Graceful exit problem (cosmology)
In cosmology, the graceful exit problem refers to an inherent flaw in the initial proposal of the inflationary universe theory proposed by Alan Guth in 1981. [1]
In Guth’s model, the period of accelerated expansion (a.k.a. inflation) makes the universe homogeneous and flat but can never end. The problem with that model, later referred to as “old inflation,” is that an energy barrier prevents the universe from escaping inflation, blocking the universe from reheating and forming the stars and galaxies observed today.
In 1982, a solution to the graceful exit problem was found independently by Andrei Linde and the team of Andreas Albrecht and Paul J. Steinhardt. [2] The new model, subsequently referred to as “new inflation,” replaced the energy barrier with an “energy plateau” so that inflation takes place for a period but stops once the plateau is traversed.
The Albrecht-Steinhardt paper also revealed an important gravitational effect known as “Hubble friction,” which helps sustain inflation for a sufficiently long period of time (referred to as the “slow-roll” effect).
In 1983, James Bardeen, Steinhardt and Michael S. Turner showed that Hubble friction is essential for generating a spectrum of density fluctuations at the end of inflation that could explain the origin of galaxies and the temperature variations in the cosmic microwave background.[3]

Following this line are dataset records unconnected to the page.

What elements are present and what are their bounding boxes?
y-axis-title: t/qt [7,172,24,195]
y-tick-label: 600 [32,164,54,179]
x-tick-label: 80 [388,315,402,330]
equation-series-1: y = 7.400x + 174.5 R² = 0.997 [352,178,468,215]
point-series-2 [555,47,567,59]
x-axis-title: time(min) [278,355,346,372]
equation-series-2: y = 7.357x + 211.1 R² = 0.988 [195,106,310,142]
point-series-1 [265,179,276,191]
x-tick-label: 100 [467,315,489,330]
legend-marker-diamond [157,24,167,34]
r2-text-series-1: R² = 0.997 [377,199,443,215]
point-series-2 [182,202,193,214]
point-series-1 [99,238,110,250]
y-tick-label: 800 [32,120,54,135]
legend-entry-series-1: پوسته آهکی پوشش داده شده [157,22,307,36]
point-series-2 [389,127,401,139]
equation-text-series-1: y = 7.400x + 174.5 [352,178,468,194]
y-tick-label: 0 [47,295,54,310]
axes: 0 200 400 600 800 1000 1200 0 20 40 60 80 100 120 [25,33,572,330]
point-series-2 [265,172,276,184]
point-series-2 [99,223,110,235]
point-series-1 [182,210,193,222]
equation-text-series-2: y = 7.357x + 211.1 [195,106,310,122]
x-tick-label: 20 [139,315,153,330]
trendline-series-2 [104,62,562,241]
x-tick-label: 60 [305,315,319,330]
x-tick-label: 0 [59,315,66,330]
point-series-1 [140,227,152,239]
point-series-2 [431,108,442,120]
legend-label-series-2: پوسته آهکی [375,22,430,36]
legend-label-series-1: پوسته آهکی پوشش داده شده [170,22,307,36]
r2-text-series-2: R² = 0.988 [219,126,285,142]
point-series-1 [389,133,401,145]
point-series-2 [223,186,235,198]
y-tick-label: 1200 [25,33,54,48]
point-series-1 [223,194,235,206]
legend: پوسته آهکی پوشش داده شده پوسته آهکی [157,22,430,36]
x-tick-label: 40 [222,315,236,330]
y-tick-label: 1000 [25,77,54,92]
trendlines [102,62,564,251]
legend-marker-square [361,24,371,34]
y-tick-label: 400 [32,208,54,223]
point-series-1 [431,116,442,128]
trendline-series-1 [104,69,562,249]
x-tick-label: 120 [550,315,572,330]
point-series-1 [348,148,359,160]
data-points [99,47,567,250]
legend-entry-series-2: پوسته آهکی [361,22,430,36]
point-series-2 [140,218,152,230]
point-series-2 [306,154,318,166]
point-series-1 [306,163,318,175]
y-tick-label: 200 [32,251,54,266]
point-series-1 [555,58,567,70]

Most subsequent inflationary models solve the graceful exit problem using similar principles.
References
- Guth, Alan H. (1981). "Inflationary universe: A possible solution to the horizon and flatness problems". Phys. Rev. D. 23 (2): 347–356. Bibcode:1981PhRvD..23..347G. doi:10.1103/PhysRevD.23.347.
- Albrecht, A.; Steinhardt, P. J. (1982). "Cosmology For Grand Unified Theories With Radiatively Induced Symmetry Breaking". Phys. Rev. Lett. 48 (17): 1220–1223. Bibcode:1982PhRvL..48.1220A. doi:10.1103/PhysRevLett.48.1220.
- Bardeen, J. M.; Steinhardt, P. J.; Turner, M. S. (1983). "Spontaneous Creation Of Almost Scale-Free Density Perturbations In An Inflationary Universe". Phys. Rev. D. 28 (4): 679–693. Bibcode:1983PhRvD..28..679B. doi:10.1103/PhysRevD.28.679.